Data from: Multiple plant traits shape the genetic basis of herbivore community assembly

1. Community genetics research has posited a genetic basis to the assembly of ecological communities. For arthropod herbivores in particular, there is strong support that genetic variation in host plants is a key factor shaping their diversity and composition. However, the specific plant phenotypes underlying herbivore responses remain poorly explored for most systems. 2. We address this knowledge gap by examining the influence of both genetic and phenotypic variation in a dominant host-plant species, Salix hookeriana, on its associated arthropod herbivore community in a common garden experiment. Specifically, we surveyed herbivore responses among five different arthropod feeding guilds to 26 distinct S. hookeriana genotypes. Moreover, we quantified the heritability of a suite of plant traits that determine leaf quality (e.g. phenolic compounds, trichomes, specific leaf area, C : N) and whole-plant architecture, to identify which traits best accounted for herbivore community responses to S. hookeriana genotype. 3. We found that total herbivore abundance and community composition differed considerably among S. hookeriana genotypes, with strong and independent responses of several species and feeding guilds driving these patterns. We also found that leaf phenolic chemistry displayed extensive heritable variation, whereas leaf physiology and plant architecture tended to be less heritable. Of these traits, herbivore responses were primarily associated with leaf phenolics and plant architecture; however, different herbivore species and feeding guilds were associated with different sets of traits. Despite our thorough trait survey, plant genotype remained a significant predictor of herbivore responses in most trait association analyses, suggesting that unmeasured host-plant characteristics and/or interspecific interactions were also contributing factors. 4. Taken together, our results support that the genetic basis of herbivore community assembly occurs through a suite of plant traits for different herbivore species and feeding guilds. Still, identifying these phenotypic mechanisms requires measuring a broad range of plant traits and likely further consideration of how these traits affect interspecific interactions.
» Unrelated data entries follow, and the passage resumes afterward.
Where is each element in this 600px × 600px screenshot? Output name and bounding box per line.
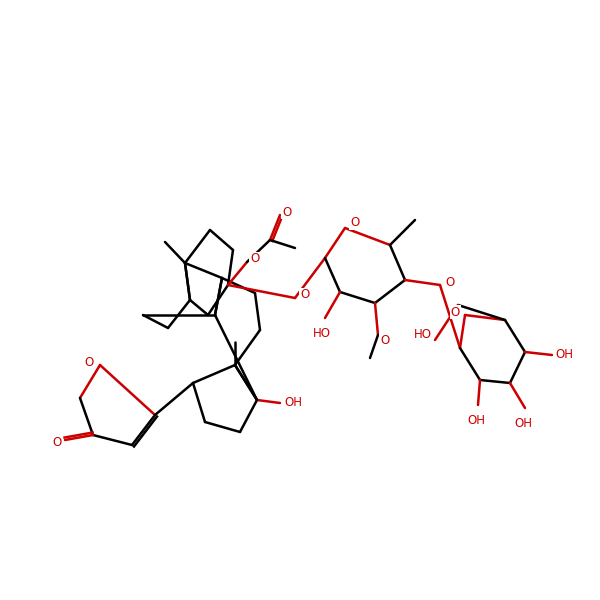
Text: O: O <box>445 275 454 289</box>
Text: OH: OH <box>514 417 532 430</box>
Text: HO: HO <box>414 329 432 341</box>
Text: OH: OH <box>555 349 573 361</box>
Text: O: O <box>52 436 62 449</box>
Text: O: O <box>250 253 259 265</box>
Text: O: O <box>282 205 291 218</box>
Text: O: O <box>350 217 359 229</box>
Text: O: O <box>451 305 460 319</box>
Text: HO: HO <box>313 327 331 340</box>
Text: O: O <box>85 356 94 370</box>
Text: OH: OH <box>467 414 485 427</box>
Text: OH: OH <box>284 397 302 409</box>
Text: O: O <box>300 289 309 301</box>
Text: O: O <box>380 334 389 346</box>
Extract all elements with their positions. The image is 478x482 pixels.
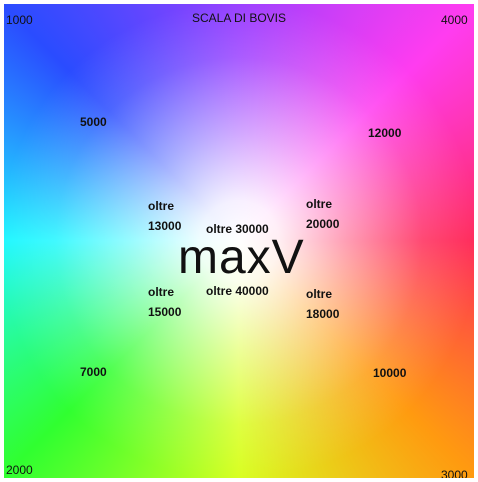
scale-label: 5000 <box>80 112 107 132</box>
label-line: 20000 <box>306 217 340 231</box>
label-line: oltre <box>148 199 175 213</box>
corner-label: 3000 <box>441 468 468 478</box>
label-line: oltre <box>306 197 333 211</box>
label-line: oltre 40000 <box>206 284 269 298</box>
scale-label: 12000 <box>368 123 401 143</box>
corner-label: 1000 <box>6 13 33 27</box>
bovis-scale: SCALA DI BOVIS maxV 1000 4000 2000 3000 5000… <box>4 4 474 478</box>
label-line: oltre 30000 <box>206 222 269 236</box>
label-line: oltre <box>148 285 175 299</box>
label-line: 15000 <box>148 305 182 319</box>
label-line: 13000 <box>148 219 182 233</box>
scale-label: oltre 20000 <box>306 194 339 234</box>
label-line: 5000 <box>80 115 107 129</box>
scale-label: oltre 18000 <box>306 284 339 324</box>
corner-label: 2000 <box>6 463 33 477</box>
label-line: 18000 <box>306 307 340 321</box>
corner-label: 4000 <box>441 13 468 27</box>
scale-label: 7000 <box>80 362 107 382</box>
scale-label: 10000 <box>373 363 406 383</box>
label-line: 10000 <box>373 366 407 380</box>
scale-label: oltre 13000 <box>148 196 181 236</box>
label-line: 12000 <box>368 126 402 140</box>
label-line: 7000 <box>80 365 107 379</box>
logo: maxV <box>178 231 305 284</box>
scale-label: oltre 30000 <box>206 219 269 239</box>
scale-label: oltre 40000 <box>206 281 269 301</box>
title: SCALA DI BOVIS <box>191 11 287 25</box>
scale-label: oltre 15000 <box>148 282 181 322</box>
label-line: oltre <box>306 287 333 301</box>
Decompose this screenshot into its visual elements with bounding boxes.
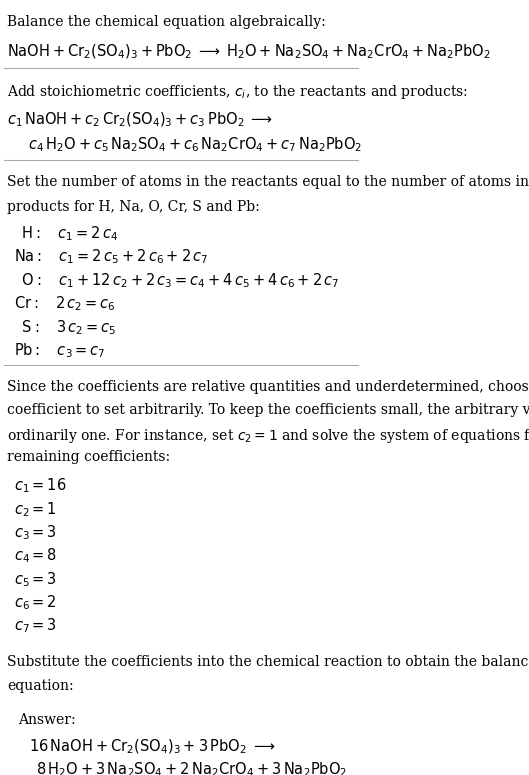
Text: Balance the chemical equation algebraically:: Balance the chemical equation algebraica… bbox=[7, 16, 326, 29]
Text: $\mathrm{Na:}\quad c_1 = 2\,c_5 + 2\,c_6 + 2\,c_7$: $\mathrm{Na:}\quad c_1 = 2\,c_5 + 2\,c_6… bbox=[14, 248, 209, 267]
Text: Since the coefficients are relative quantities and underdetermined, choose a: Since the coefficients are relative quan… bbox=[7, 380, 529, 394]
Text: equation:: equation: bbox=[7, 679, 74, 693]
Text: $8\,\mathrm{H_2O} + 3\,\mathrm{Na_2SO_4} + 2\,\mathrm{Na_2CrO_4} + 3\,\mathrm{Na: $8\,\mathrm{H_2O} + 3\,\mathrm{Na_2SO_4}… bbox=[36, 760, 348, 775]
Text: remaining coefficients:: remaining coefficients: bbox=[7, 450, 170, 464]
Text: $c_2 = 1$: $c_2 = 1$ bbox=[14, 500, 57, 518]
Text: Add stoichiometric coefficients, $c_i$, to the reactants and products:: Add stoichiometric coefficients, $c_i$, … bbox=[7, 83, 468, 101]
Text: $\;\;\mathrm{O:}\quad c_1 + 12\,c_2 + 2\,c_3 = c_4 + 4\,c_5 + 4\,c_6 + 2\,c_7$: $\;\;\mathrm{O:}\quad c_1 + 12\,c_2 + 2\… bbox=[14, 271, 340, 290]
Text: $\quad c_4\,\mathrm{H_2O} + c_5\,\mathrm{Na_2SO_4} + c_6\,\mathrm{Na_2CrO_4} + c: $\quad c_4\,\mathrm{H_2O} + c_5\,\mathrm… bbox=[14, 136, 363, 154]
Text: products for H, Na, O, Cr, S and Pb:: products for H, Na, O, Cr, S and Pb: bbox=[7, 200, 260, 214]
Text: $c_1 = 16$: $c_1 = 16$ bbox=[14, 477, 67, 495]
Text: $c_4 = 8$: $c_4 = 8$ bbox=[14, 546, 58, 565]
Text: Set the number of atoms in the reactants equal to the number of atoms in the: Set the number of atoms in the reactants… bbox=[7, 175, 529, 189]
Text: $c_7 = 3$: $c_7 = 3$ bbox=[14, 617, 58, 635]
Text: ordinarily one. For instance, set $c_2 = 1$ and solve the system of equations fo: ordinarily one. For instance, set $c_2 =… bbox=[7, 427, 529, 445]
Text: $\mathrm{Cr:}\quad 2\,c_2 = c_6$: $\mathrm{Cr:}\quad 2\,c_2 = c_6$ bbox=[14, 294, 116, 313]
Text: $c_5 = 3$: $c_5 = 3$ bbox=[14, 570, 58, 589]
Text: $16\,\mathrm{NaOH} + \mathrm{Cr_2(SO_4)_3} + 3\,\mathrm{PbO_2} \;\longrightarrow: $16\,\mathrm{NaOH} + \mathrm{Cr_2(SO_4)_… bbox=[29, 737, 276, 756]
Text: $\;\;\mathrm{H:}\quad c_1 = 2\,c_4$: $\;\;\mathrm{H:}\quad c_1 = 2\,c_4$ bbox=[14, 225, 119, 243]
Text: Substitute the coefficients into the chemical reaction to obtain the balanced: Substitute the coefficients into the che… bbox=[7, 656, 529, 670]
Text: $\mathrm{Pb:}\quad c_3 = c_7$: $\mathrm{Pb:}\quad c_3 = c_7$ bbox=[14, 341, 106, 360]
FancyBboxPatch shape bbox=[4, 699, 263, 775]
Text: $c_6 = 2$: $c_6 = 2$ bbox=[14, 594, 57, 612]
Text: $\;\;\mathrm{S:}\quad 3\,c_2 = c_5$: $\;\;\mathrm{S:}\quad 3\,c_2 = c_5$ bbox=[14, 318, 117, 336]
Text: $c_3 = 3$: $c_3 = 3$ bbox=[14, 523, 58, 542]
Text: $\mathrm{NaOH + Cr_2(SO_4)_3 + PbO_2 \;\longrightarrow\; H_2O + Na_2SO_4 + Na_2C: $\mathrm{NaOH + Cr_2(SO_4)_3 + PbO_2 \;\… bbox=[7, 43, 491, 61]
Text: $c_1\,\mathrm{NaOH} + c_2\,\mathrm{Cr_2(SO_4)_3} + c_3\,\mathrm{PbO_2} \;\longri: $c_1\,\mathrm{NaOH} + c_2\,\mathrm{Cr_2(… bbox=[7, 111, 273, 129]
Text: coefficient to set arbitrarily. To keep the coefficients small, the arbitrary va: coefficient to set arbitrarily. To keep … bbox=[7, 403, 529, 418]
Text: Answer:: Answer: bbox=[18, 713, 76, 727]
1. 群落遗传学（community genetics）研究提出，生态群落的组装存在遗传基础。尤其对于节肢草食动物（arthropod herbivores）而言，已有充分证据支持宿主植物的遗传变异是塑造其多样性与组成的关键因素。然而，在多数研究系统中，介导草食动物响应的具体植物表型仍未得到充分探索。2. 本研究通过同质园实验（common garden experiment），探究优势宿主植物Hooker柳（Salix hookeriana）的遗传与表型变异对其伴生节肢草食动物群落的影响，以填补这一研究空白。具体而言，我们针对26个不同的Hooker柳基因型，调查了5类不同节肢动物取食功能群（feeding guilds）的草食动物响应情况。此外，我们量化了一系列决定叶片品质的植物性状（如酚类化合物、毛状体（trichomes）、比叶面积（specific leaf area）、碳氮比（C:N））以及全株构型的遗传力（heritability），以明确哪些性状最能解释草食动物群落对Hooker柳基因型的响应。3. 研究结果显示，不同Hooker柳基因型的总草食动物丰度与群落组成存在显著差异，多个物种及取食功能群的独立强响应驱动了这一格局。我们还发现，叶片酚类化学组成具有广泛的可遗传变异，而叶片生理性状与植株构型的遗传力相对较低。在这些性状中，草食动物的响应主要与叶片酚类物质及植株构型相关；不过，不同草食动物物种及取食功能群对应的性状组合各不相同。尽管我们开展了全面的性状调查，在多数性状关联分析中，植物基因型仍对草食动物响应具有显著预测能力，这表明未被测量的宿主植物特征和/或种间相互作用（interspecific interactions）也是重要的影响因素。4. 综上，本研究结果支持：草食动物群落组装的遗传基础通过针对不同草食动物物种与取食功能群的一系列植物性状实现。不过，要阐明这些表型机制，需要测定更广泛的植物性状，且可能需要进一步考量这些性状如何影响种间相互作用。